La solution du robot d’occasion (lire ci-contre) a été envisagée. L’amortissement serait tombé sur 7 ans, contre 10 ans pour un neuf. Un choix justifié sur le long terme : “nos enfants veulent reprendre la suite. Dans 10 à 12 ans, nous prendrons notre retraite. Ils disposeront d’un robot encore efficace”.

L’essor du marché des robots de traite d’occasion

 

Le rouge est un peu passé. Hormis une couleur un peu moins clinquante, le robot est prêt à l’emploi. Le Lely center a profité de cette porte ouverte pour présenter un modèle d’occasion. “Vérins, pompe à vide, pompe à lait, laser ou caoutchouterie sont vérifiés. La rénovation est bien cadrée. Les modèles d’occasion sont garantis”, précise Pascal Bretonnière. La première génération des robots se renouvelle. Le marché de l’occasion se crée. Le technicien compare l’acquisition d’un robot d’occasion à celle d’un tracteur. “Un agriculteur a besoin d’un tracteur puissant, mais s’il fait peu d’heures, il s’orientera vers une seconde main.

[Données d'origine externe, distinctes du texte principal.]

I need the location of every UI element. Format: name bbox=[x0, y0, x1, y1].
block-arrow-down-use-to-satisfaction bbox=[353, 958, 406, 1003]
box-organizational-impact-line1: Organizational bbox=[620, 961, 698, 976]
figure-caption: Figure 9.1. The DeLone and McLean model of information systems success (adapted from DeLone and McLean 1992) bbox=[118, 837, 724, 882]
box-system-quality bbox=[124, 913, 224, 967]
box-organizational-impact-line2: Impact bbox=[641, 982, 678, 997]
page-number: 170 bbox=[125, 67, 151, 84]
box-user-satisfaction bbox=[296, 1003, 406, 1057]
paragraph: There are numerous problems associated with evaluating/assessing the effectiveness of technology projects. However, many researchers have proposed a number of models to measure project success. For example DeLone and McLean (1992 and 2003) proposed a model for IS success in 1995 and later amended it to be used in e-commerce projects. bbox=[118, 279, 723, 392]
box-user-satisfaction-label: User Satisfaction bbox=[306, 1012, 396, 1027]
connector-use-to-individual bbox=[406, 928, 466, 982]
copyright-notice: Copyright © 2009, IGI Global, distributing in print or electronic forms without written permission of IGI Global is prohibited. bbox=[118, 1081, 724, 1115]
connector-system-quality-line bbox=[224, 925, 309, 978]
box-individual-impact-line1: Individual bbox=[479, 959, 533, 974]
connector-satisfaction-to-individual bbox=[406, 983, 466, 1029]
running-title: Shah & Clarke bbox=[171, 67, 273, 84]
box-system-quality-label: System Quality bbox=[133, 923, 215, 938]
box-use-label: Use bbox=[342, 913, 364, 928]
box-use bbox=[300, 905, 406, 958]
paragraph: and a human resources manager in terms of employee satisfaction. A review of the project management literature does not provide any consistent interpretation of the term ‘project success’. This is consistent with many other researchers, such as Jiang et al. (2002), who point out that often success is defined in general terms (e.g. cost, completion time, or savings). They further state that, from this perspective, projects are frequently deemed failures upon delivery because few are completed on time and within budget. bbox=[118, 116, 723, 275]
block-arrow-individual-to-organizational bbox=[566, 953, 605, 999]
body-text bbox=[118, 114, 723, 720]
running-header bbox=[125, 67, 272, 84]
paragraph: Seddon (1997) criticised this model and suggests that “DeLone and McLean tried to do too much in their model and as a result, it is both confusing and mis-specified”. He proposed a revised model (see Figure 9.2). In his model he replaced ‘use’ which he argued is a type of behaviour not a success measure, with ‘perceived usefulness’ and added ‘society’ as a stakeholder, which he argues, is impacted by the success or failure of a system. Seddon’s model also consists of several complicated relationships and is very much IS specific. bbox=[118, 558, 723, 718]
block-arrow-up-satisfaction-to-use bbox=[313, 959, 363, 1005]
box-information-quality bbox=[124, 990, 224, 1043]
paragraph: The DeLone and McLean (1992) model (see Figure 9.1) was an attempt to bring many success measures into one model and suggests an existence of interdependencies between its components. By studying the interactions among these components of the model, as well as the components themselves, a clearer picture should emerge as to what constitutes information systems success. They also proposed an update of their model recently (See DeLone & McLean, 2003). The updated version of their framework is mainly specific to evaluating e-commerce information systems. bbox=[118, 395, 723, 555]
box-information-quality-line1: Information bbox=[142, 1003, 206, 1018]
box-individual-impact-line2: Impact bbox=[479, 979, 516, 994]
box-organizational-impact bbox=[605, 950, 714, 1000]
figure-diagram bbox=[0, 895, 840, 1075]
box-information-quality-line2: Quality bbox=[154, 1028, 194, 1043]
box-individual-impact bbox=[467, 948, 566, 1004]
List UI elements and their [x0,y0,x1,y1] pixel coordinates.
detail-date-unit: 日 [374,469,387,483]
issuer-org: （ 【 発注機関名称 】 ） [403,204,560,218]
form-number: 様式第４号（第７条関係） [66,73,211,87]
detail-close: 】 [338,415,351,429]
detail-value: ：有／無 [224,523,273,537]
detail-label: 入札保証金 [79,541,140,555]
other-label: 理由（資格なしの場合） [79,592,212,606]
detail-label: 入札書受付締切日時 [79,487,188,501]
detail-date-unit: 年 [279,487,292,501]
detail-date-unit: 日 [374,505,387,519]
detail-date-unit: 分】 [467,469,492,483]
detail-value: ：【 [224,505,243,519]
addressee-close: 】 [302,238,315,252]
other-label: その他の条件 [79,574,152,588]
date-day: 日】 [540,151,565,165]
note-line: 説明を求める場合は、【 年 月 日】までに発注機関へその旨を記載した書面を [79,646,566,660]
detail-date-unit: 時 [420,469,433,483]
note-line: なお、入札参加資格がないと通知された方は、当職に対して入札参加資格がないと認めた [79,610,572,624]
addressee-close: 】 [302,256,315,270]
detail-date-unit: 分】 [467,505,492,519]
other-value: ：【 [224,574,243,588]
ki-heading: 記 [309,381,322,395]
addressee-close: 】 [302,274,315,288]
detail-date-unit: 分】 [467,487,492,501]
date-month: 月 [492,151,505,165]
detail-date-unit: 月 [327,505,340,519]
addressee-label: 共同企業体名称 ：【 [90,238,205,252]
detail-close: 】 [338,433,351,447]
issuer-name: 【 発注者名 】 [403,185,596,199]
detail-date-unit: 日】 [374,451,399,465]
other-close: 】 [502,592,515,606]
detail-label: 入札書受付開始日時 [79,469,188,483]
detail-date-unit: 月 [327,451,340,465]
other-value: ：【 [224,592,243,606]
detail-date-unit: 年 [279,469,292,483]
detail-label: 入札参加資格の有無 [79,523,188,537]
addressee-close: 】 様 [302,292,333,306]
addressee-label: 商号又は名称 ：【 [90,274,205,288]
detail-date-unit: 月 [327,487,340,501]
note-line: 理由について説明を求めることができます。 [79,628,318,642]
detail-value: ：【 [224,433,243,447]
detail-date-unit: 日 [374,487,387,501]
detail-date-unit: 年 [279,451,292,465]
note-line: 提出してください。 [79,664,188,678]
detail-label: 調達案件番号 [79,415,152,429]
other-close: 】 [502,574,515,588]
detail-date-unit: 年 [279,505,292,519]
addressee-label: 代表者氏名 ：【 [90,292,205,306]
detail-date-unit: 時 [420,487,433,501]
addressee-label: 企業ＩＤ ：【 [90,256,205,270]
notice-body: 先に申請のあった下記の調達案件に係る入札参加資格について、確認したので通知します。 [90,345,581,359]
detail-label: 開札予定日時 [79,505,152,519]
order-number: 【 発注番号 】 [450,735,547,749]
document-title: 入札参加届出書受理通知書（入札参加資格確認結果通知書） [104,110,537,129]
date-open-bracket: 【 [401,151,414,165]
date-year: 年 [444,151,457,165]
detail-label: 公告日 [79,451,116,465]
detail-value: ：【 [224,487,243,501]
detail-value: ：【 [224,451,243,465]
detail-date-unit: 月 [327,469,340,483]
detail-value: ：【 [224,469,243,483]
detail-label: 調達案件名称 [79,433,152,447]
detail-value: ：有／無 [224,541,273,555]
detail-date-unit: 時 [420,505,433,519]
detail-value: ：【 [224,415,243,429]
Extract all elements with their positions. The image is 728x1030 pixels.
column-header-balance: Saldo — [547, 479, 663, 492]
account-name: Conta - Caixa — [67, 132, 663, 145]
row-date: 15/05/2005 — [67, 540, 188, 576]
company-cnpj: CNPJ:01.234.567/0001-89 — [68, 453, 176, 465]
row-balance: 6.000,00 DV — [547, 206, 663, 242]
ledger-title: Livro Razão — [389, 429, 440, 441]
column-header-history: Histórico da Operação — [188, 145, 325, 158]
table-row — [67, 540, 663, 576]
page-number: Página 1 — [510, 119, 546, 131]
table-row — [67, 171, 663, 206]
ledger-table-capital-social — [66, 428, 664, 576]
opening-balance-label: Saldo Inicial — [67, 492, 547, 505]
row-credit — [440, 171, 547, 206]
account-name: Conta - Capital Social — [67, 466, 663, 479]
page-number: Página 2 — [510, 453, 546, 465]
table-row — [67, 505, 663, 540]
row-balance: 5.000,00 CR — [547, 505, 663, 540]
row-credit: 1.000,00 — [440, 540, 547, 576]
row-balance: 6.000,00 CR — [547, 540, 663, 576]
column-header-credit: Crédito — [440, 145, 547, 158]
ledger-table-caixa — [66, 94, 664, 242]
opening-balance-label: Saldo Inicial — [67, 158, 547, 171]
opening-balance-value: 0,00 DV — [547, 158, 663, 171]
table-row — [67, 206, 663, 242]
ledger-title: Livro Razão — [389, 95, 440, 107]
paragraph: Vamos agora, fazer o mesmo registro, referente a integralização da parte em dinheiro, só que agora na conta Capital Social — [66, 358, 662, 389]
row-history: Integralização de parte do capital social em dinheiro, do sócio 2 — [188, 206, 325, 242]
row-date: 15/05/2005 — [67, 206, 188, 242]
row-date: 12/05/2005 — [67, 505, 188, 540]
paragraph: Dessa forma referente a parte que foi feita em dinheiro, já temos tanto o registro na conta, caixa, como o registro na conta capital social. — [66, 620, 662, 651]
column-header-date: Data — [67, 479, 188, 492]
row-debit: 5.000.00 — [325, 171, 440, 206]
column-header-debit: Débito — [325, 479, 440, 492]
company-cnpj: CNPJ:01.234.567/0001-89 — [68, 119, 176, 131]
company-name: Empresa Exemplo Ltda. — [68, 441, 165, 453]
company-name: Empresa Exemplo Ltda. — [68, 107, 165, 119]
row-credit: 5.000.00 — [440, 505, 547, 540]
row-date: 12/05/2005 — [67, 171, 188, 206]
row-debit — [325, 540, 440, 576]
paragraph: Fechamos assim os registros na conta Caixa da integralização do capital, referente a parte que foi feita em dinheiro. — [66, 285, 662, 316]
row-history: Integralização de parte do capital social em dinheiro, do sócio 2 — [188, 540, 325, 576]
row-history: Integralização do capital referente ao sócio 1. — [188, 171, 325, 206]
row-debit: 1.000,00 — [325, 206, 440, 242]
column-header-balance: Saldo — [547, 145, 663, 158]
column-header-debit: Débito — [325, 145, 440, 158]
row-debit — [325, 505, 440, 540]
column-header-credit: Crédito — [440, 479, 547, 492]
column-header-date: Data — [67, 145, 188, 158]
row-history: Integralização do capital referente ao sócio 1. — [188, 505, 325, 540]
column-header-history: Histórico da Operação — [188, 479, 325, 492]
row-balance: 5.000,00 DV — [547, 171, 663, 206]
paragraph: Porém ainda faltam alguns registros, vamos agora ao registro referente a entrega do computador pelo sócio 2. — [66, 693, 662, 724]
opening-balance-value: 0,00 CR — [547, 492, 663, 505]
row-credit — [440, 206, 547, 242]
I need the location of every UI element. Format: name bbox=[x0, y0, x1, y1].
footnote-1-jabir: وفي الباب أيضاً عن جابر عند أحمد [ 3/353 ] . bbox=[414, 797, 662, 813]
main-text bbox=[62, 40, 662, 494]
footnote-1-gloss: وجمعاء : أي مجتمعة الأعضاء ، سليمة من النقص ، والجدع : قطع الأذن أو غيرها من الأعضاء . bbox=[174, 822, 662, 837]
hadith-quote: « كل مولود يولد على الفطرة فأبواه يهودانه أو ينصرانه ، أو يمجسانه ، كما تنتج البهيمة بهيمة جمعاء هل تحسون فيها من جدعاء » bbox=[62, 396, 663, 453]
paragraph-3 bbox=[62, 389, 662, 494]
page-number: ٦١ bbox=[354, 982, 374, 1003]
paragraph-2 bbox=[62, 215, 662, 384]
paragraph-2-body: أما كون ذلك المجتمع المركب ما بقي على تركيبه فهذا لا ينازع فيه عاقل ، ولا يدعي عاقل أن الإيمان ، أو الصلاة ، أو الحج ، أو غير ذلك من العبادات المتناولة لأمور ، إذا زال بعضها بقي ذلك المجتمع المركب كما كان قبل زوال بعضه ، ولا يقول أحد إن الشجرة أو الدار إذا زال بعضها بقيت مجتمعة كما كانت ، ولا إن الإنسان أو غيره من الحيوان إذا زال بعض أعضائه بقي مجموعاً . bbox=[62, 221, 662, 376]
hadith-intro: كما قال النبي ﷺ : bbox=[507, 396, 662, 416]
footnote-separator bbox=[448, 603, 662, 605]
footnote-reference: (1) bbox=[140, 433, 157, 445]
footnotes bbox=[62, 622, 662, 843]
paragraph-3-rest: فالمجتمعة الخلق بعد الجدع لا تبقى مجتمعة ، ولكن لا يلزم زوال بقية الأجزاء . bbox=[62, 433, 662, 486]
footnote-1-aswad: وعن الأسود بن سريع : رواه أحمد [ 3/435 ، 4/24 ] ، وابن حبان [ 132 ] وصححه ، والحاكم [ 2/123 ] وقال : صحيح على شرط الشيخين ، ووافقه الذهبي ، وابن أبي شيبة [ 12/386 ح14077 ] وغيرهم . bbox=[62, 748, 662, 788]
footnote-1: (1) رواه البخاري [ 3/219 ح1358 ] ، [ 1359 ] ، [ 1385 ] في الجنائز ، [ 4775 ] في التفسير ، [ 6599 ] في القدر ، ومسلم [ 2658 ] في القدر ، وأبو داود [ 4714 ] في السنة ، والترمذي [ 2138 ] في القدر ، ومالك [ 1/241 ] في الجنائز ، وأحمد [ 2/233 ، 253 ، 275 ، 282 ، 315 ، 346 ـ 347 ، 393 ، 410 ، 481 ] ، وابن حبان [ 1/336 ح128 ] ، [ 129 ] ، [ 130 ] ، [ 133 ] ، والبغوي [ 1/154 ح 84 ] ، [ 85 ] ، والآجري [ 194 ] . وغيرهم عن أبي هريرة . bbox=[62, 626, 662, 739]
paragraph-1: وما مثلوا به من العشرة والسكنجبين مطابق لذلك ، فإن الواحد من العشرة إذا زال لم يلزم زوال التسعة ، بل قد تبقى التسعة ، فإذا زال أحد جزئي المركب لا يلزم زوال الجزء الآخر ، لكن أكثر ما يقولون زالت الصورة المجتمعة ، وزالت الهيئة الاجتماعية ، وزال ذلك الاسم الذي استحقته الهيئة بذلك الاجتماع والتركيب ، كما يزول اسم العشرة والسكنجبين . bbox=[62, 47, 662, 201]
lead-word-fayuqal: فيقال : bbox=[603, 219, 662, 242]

Pour un quota de moins 350 000 litres, un robot d’occasion peut suffire. Il sera utilisé à 30 ou 40 % de ses capacités. Avec 100 vaches, un éleveur peut aussi opter pour deux occasions”.
Côté fiabilité, le Lely center de Mayenne ne doute pas. L’entreprise compte dans son parc le plus vieux robot Lely de France. Il tourne depuis 16 ans.
Sur ce marché de l’occasion, les robots sont généralement âgés de 5 à 8 ans. “On voit régulièrement 8 années d’amortissement sur ce type de produit”, précise Pascal Bretonnière. Si le choix des options est un frein pour certains, le coût en décide d’autres. “Sur du neuf, il faut compter 135 000 euros. Avec de l’occasion, on peut tomber à 60 000 euros”.